At WFA's Global Marketer Week event, Ivan Pollard, CMO of General Mills, spoke about the promise and reality of digital targeting. He acknowledged Google's belief that moments are a crucial new way to understand marketing but suggested that not all moments were created equal and that many of them were too expensive.

For a couple of years now, Google has been pushing micro-moments as a way of understanding consumer decisions. The most recent research speaks to our obsession with 'now'. Google argues that a world of instant gratification empowered by always-on mobility has changed consumer behaviour. Searches for 'open now' have tripled in the past two years, while searches for 'store hours' have dropped. Travel is just as unplanned: travel-related searches for 'tonight' and 'today' have grown over 150% on mobile during the same period.

All of which seems entirely obvious. More people use more mobiles with more data, which drives up searches that leverage their unique quality of being with you when you are out and need something. Obviously, people are searching more for 'open now' and 'near me' when on mobiles rather than planning next year's vacation. Google goes on to suggest that this means marketers need to invest in 'incredible mobile experiences' – which is where they lose me. If I'm searching for a store open right now, all I want is to go to that store and buy some aspirin for my hangover. I definitely do not want a mobile experience to exacerbate my headache. Lest you think I'm joking, US analgesic Excedrin released a 'migraine simulator' last year, which I doubt had customers clamouring for a go.

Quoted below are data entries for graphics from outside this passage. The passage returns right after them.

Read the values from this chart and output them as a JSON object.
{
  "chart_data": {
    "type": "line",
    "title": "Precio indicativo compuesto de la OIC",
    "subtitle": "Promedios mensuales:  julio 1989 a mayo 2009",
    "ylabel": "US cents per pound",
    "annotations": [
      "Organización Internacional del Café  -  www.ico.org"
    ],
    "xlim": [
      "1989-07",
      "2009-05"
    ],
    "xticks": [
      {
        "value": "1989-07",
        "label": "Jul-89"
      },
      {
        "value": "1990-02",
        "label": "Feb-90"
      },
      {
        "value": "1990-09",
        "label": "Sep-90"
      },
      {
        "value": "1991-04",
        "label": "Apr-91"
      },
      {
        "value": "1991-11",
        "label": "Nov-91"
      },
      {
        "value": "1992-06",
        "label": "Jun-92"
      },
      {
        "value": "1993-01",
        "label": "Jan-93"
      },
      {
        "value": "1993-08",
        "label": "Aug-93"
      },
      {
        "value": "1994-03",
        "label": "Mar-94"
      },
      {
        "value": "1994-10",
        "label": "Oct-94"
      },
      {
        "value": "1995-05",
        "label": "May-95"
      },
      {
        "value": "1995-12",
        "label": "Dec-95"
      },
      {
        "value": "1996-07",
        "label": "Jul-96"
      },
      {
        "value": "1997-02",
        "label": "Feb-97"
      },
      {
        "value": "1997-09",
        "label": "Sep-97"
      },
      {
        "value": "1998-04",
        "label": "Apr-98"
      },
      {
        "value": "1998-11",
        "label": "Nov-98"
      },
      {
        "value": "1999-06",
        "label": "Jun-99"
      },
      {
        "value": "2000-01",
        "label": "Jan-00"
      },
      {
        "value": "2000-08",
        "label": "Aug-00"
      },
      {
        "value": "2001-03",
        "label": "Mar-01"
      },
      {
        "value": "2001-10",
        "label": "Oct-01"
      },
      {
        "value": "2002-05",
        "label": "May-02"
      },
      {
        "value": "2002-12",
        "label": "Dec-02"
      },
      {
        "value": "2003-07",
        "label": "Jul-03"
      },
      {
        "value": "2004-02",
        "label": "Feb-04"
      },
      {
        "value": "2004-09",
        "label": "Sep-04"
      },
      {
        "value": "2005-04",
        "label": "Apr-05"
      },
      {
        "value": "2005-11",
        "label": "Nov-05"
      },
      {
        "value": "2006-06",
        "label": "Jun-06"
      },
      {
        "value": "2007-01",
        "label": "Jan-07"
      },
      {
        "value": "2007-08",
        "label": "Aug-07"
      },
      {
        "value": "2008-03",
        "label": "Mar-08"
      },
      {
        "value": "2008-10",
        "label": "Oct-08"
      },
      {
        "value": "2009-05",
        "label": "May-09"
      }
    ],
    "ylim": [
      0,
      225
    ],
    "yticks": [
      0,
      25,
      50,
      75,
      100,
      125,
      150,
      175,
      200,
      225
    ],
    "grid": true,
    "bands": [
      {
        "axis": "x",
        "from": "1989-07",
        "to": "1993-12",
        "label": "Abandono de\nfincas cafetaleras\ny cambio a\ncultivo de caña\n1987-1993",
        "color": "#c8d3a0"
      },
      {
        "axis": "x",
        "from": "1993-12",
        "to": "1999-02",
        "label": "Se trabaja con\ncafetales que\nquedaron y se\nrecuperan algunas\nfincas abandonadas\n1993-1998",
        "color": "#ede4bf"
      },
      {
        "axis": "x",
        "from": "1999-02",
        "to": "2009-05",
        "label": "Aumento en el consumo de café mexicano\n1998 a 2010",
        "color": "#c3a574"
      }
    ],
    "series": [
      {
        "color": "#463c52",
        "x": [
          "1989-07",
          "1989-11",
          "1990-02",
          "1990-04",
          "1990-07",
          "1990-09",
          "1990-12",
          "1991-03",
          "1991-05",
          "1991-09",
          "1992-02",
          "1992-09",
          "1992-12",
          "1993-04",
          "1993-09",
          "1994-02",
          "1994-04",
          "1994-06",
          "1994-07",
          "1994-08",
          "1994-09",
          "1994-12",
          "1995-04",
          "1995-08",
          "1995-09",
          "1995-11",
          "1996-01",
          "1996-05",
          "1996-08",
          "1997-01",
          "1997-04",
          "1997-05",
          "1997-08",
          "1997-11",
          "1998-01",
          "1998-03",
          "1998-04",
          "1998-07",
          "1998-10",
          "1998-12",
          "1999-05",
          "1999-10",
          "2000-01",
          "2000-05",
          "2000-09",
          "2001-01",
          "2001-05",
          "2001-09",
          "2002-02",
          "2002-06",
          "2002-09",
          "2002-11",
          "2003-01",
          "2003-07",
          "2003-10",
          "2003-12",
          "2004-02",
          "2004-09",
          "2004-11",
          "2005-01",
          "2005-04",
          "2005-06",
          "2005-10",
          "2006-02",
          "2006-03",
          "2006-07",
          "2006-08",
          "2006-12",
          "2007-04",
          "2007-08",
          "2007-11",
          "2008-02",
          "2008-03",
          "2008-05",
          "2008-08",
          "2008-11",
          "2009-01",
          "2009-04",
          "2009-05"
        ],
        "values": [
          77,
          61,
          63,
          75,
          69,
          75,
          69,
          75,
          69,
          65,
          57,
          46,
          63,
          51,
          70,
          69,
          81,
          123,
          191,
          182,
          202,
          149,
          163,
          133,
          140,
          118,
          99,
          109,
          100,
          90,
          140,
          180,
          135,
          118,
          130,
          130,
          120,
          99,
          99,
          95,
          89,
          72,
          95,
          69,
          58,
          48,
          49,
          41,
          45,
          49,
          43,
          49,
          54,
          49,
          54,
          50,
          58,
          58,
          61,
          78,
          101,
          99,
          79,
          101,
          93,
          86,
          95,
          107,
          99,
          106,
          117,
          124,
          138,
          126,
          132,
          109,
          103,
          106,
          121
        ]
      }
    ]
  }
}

Google is the world's biggest advertising company because it captured an entire part of the marketing funnel. Product searches are a very strong indicator of being in-market and so Google understands marketing through the lens of invited demand fulfilment. A Google engineer I interviewed when they were a client years ago said they considered all other kinds of advertising 'spam'.

Mobiles mean our desires are never out of arm's reach, but this does not explain what's creating demand.

In Google's model, needs drive demand, which can be fulfilled by any brand that pays Google to get in front of the person with a sore head at that moment. However, as Ivan pointed out, the cost of those highly targeted contacts with highly personalised offers do not make economic sense for mass-market CPG brands like Coca-Cola (where he used to work).

He explains there are true 'decisive moments' (borrowing from photographer Henri Cartier-Bresson) such as when a mum is about to create a persistent grocery list on an app or with an online retailer. That moment would lead to many repeat purchases but most immediate sales would not generate the return necessary to justify the cost of targeting. Marketing works in various ways. Some activity fulfils demand; brand activity works over the long term by building memory structures that impact decisions down the line. The confusion of the two is one of the great disappointments of digital.

The maxim of right message, person, moment, and cost holds true if we understand this. The right moment is not always going to be when someone is about to buy something. It usually won't be. Advertising responses can be 'direct or indirect' (Stephen King), which is to say advertising either sells or makes something sellable.

When I first moved to New York, I found myself wandering into a drugstore, sweating and unsteady, looking for relief from my previous evening's excesses. I found my way to the store and shelf without any assistance from a mobile experience. When I got there, I was confronted by an astounding array of brands and variants, none of which I recognised. I had no way to choose. Finally, a long-forgotten memory, implanted by American movies, stirred and I grabbed and bought Tylenol, as quickly as possible. It worked well, partially because, as has been shown in studies, consumers report that branded painkillers work more effectively than generics. The combination of decision heuristic and placebo is the power of brand, which comes into play in the moment, but cannot be created in a single moment.